While it may seem like we’ve been treading water a bit here, I think we’re making real progress, and as our understanding of the best way to put together this infrastructure has evolved, we’ve come a lot closer to our ultimate goal of making running GP experiments on the cluster a one-command operation. Or really, an edit-a-configuration-file-then-run-a-command operation. And we’re really and truly nearly there!

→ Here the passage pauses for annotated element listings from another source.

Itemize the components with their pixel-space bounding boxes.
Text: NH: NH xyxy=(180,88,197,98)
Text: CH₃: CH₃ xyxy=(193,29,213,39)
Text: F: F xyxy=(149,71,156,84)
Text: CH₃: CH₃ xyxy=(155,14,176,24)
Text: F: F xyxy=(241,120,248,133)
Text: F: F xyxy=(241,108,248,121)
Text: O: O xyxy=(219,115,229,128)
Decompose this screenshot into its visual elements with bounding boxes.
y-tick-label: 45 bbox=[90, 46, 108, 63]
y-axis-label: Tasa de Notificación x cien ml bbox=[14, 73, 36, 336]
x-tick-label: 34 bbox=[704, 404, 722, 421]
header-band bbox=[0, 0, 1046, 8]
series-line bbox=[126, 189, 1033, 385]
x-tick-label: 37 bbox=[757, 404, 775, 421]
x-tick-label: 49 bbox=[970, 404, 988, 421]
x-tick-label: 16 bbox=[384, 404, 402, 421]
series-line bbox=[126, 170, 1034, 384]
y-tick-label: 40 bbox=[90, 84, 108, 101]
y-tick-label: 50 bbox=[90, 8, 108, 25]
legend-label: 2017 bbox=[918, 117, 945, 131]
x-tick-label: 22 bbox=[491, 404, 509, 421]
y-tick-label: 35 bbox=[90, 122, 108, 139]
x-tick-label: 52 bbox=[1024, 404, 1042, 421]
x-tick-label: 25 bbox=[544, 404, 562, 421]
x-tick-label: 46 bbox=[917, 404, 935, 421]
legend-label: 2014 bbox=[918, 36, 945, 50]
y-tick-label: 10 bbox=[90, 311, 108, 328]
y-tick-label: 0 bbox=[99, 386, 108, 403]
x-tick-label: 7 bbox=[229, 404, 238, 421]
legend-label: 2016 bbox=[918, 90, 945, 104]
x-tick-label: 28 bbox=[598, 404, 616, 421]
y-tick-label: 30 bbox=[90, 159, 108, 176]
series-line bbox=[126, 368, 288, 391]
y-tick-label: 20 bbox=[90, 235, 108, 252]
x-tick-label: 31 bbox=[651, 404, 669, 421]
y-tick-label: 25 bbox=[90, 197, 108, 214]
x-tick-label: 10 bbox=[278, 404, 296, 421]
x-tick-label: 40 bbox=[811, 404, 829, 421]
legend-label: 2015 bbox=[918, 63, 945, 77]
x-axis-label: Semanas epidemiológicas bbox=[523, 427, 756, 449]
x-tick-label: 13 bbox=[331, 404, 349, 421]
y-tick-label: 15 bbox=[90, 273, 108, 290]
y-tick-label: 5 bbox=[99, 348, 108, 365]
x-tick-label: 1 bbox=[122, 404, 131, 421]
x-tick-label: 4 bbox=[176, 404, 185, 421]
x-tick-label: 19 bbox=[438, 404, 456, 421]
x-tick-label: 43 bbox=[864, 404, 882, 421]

Looking for job queue alternatives

Monday, October 12th, 2009

I spent some time today looking into alternative job queuing solutions for running stuff on the cluster. After some unnecessarily-difficult detective work, I figured out that the system apparently used most often with Rocks is Maui, which is released as open source by a commercial enterprise selling some hella complicated stuff. (All this rocks stuff is hilariously difficult to interpret, by the way. There’s really no documentation that tells you what anything is for, or how to do anything other than install things.) It would be rad and everything to try to implement a somewhat more open/accessible system for cluster job queuing than tractor, but this is not an area where anything is straightforward and easy. Given Hampshire’s resources, its existing support relationship with Pixar, and the institutional familiarity with Alfred and Tractor, writing a system that targets Tractor is the only thing that makes sense to me right now as a first step.

Tractor: a job queue system from Pixar

Wednesday, October 7th, 2009

Shauna and I met with Josiah Erickson on Monday, and we learned the very useful fact that the cluster does indeed have a load-balancing job queue system operating on it called Tractor. It’s one of the tools distributed with RenderMan, but the scripts one writes to spool tasks are quite generic and should be useful for a variety of applications. When I actually start writing the GP experiment manager (very soon now), it will queue jobs by producing tractor scripts as output and spooling them. There are a couple of quirks with Tractor as it is presently configured that tend to result in permissions errors, but hopefully by working with Josiah and being clever with scripting it will be possible for users to employ the system without having to do stuff with permissions editing. Or at least, not too much of it.

Launching things on other nodes

Tuesday, September 29th, 2009

is not all that hard, actually, so huzzah for that. I modified John’s script slightly to launch dummy worker processes (they just sleep for ten seconds) on the compute nodes, that then write out a file to my homedir on the NFS share. Looks like running one command via ssh on each desired node will more or less accomplish some of the sorts of things we intend to accomplish. Not that this is shocking, I just wanted to convince myself that I could do it.

Meeting liveblog

Monday, September 21st, 2009

7:17PM: We are meeting.
7:18PM: We are talking about what we want to accomplish.
7:19PM: John is testing the use of CoDeploy on the cluster as a potential tool for deploying our code across the cluster.
7:27PM: We are discussing the feasibility of leaving Erlang interpreters idling on cluster nodes.
7:47PM: We are getting caught up doing weird things with ssh-agent.
7:51PM: We have resolved to meet with Josiah on Wednesday.